Annual Updates#
Much of the data we work with is released in a “final” state annually. We typically
integrate the new year of data over 2-4 weeks in October of each year, since by that
time the final release for the previous year have been published by EIA and FERC. We
also integrate EIA early release data when available. The data_maturity
field will
indicate whether the data is final or provisional.
As of fall 2021 the annual updates include:
EIA Form 860 (and eia860m)
This document outlines all the tasks required to complete the annual update, based on our experience in 2021. You can look at #1255 to see all the commits that went into integrating the 2020 data.
1. Obtain Fresh Data#
1.1) Scrape a new copy of the raw PUDL inputs from agency websites using the tools in the pudl-scrapers repository.
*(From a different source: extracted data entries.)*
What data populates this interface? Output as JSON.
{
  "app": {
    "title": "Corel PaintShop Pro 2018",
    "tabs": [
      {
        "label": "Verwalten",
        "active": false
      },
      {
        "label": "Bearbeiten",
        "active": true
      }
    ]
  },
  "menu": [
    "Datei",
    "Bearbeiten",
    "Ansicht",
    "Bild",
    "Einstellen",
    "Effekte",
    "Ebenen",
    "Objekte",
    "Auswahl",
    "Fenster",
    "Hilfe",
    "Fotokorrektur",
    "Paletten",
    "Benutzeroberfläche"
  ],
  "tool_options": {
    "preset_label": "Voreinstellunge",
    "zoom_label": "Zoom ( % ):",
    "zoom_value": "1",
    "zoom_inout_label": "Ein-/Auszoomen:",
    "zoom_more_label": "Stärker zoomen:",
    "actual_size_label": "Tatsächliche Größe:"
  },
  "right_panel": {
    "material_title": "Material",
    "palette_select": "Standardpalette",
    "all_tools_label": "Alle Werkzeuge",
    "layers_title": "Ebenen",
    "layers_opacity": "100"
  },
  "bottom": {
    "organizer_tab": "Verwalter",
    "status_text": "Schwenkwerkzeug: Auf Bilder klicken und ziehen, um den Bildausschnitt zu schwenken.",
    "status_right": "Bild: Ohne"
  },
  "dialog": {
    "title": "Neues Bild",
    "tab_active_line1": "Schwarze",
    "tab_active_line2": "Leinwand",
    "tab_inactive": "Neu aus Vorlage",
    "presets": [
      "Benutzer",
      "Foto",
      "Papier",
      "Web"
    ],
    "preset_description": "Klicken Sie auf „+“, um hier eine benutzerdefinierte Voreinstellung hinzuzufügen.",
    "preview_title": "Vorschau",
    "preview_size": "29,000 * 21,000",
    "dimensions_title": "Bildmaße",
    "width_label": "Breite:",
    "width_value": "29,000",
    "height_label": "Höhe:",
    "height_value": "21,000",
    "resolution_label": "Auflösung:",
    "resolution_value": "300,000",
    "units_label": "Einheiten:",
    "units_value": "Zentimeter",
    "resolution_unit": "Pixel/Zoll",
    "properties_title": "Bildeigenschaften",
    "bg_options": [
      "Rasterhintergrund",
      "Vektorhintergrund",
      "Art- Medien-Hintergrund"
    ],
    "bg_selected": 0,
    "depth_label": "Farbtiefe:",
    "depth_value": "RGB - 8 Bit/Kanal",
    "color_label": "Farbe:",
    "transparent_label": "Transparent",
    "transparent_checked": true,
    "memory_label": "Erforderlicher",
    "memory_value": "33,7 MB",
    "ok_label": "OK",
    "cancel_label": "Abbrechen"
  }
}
If the structure of the web pages or the URLs have changed, you may need to update the scrapers themselves.
1.2) Use the newly scraped files and the tools in the pudl-zenodo-storage repository to create new raw input achives on Zenodo. If we’ve previously archived the dataset this will add a new version to an existing archive.
Note
It is useful to run the zenodo_store.py
script using the --noop
option first
to see what actions will be taken. In addition to the new year, take note of any
older years of data that have been retroactively changed so that you can address
them later on in the file mapping and transform updates.
1.3) Update the dictionary of production DOIs in pudl.workspace.datastore
to
refer to the new raw input archives.
1.4) Update the working partitions in the pudl.metadata.sources
dictionary to
reflect the years of data that are available within each dataset.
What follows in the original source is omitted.